Bombay Flying Club
- Type: Society
- Established: 28 May 1928; 98 years ago
- Accreditation: Directorate General of Civil Aviation (DGCA)
- Affiliation: University of Mumbai
- President: Mihir D. Bhagvati
- Principal: C. Kumar
- Address: Juhu Aerodrome, Mumbai, Maharashtra, 400056, India
- Website: thebombayflyingclub.com

= Bombay Flying Club =

The Bombay Flying Club is the oldest flying club in India, established in 1928, located at Juhu aerodrome, Mumbai. At present, the Bombay Flying Club's College of Aviation offers programs such as pilot training, Aircraft Maintenance Engineer, and cabin crew, approved by the Directorate General of Civil Aviation (DGCA), and also BSc Aviation and BSc Aeronautics programs with affiliation from the University of Mumbai.

==History==
Bombay Flying Club was incorporated on 29 May 1928, and commenced instruction on 13 January 1929 when they received their first two De Havilland Moth aircraft, presented to them by the Government of India. A third aircraft, a D.H. Moth (Gipsy), was won by the Club as a prize offered by Sir Charles Wakefield to the first Indian flying club which should turn out 12 qualified pilots, of whom at least six were to be Indians. The Club used these aircraft for tuition, joy-rides, and air travel. The activities of the club were, unfortunately, limited by the fact that the aerodrome at Juhu was not suitable during the monsoon. This problem was solved by 1937. The Club received its licence to build a hangar and garages at the aerodrome on 17 August 1931.

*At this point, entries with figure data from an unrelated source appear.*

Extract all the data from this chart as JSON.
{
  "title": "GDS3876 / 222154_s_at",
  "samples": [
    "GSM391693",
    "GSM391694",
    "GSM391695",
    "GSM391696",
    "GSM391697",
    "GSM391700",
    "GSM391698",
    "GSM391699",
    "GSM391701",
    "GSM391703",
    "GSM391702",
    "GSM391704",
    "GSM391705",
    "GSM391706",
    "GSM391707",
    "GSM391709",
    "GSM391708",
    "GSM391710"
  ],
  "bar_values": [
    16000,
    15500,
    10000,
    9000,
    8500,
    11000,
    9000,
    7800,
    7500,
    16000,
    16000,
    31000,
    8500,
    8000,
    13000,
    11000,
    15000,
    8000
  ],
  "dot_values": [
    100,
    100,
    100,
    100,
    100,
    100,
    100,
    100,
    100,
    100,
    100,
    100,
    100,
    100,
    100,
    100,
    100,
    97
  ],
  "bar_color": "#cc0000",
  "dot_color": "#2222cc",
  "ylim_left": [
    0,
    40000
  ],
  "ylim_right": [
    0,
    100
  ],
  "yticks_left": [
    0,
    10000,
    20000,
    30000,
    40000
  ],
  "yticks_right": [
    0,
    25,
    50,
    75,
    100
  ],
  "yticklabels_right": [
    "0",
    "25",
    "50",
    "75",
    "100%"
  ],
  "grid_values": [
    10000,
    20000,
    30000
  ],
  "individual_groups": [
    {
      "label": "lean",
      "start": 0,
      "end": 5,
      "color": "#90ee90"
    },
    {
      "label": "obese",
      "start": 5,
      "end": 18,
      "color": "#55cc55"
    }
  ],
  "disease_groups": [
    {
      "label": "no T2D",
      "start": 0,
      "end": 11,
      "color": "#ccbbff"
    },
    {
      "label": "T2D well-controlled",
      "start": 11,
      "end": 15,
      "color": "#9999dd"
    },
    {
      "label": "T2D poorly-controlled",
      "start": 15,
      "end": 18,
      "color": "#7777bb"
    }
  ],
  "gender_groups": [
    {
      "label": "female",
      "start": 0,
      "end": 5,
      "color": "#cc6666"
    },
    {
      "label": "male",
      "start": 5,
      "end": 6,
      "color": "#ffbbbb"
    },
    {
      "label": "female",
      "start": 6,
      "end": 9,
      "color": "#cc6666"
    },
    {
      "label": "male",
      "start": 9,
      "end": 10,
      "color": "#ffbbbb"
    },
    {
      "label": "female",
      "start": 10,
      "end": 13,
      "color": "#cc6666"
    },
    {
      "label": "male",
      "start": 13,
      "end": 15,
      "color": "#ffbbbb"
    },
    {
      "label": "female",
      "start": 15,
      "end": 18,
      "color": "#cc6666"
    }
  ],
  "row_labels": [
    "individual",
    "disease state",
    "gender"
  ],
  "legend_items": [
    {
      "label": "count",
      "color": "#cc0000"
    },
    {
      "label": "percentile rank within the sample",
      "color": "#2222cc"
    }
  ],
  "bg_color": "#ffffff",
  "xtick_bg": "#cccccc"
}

JRD Tata, the father of Indian civil aviation, who received India's first pilot's licence, trained at this club in 1929. Lady Dinshaw Petit, his sister, became the first female to obtain a pilot licence in India.

==Current status==
It currently owns one Cessna 152 Aerobat, five Cessna 172s of which one is equipped with a Garmin G1000 glass cockpit, a twin engine Piper PA-34 Seneca and one Piper Super Cub PA-18.
The Club shifted part of its training operations to Dhule Airport near the town of Dhule in 2009 to avoid the congested air-space of Mumbai. The Club leased the airstrip from the Maharashtra Airport Development Company in order to carry out its training activities without any restrictions.
Despite the city's change of name, the club retains the old name; however, the flying training, hobby flying and members' flying continues at Juhu airport at Mumbai too.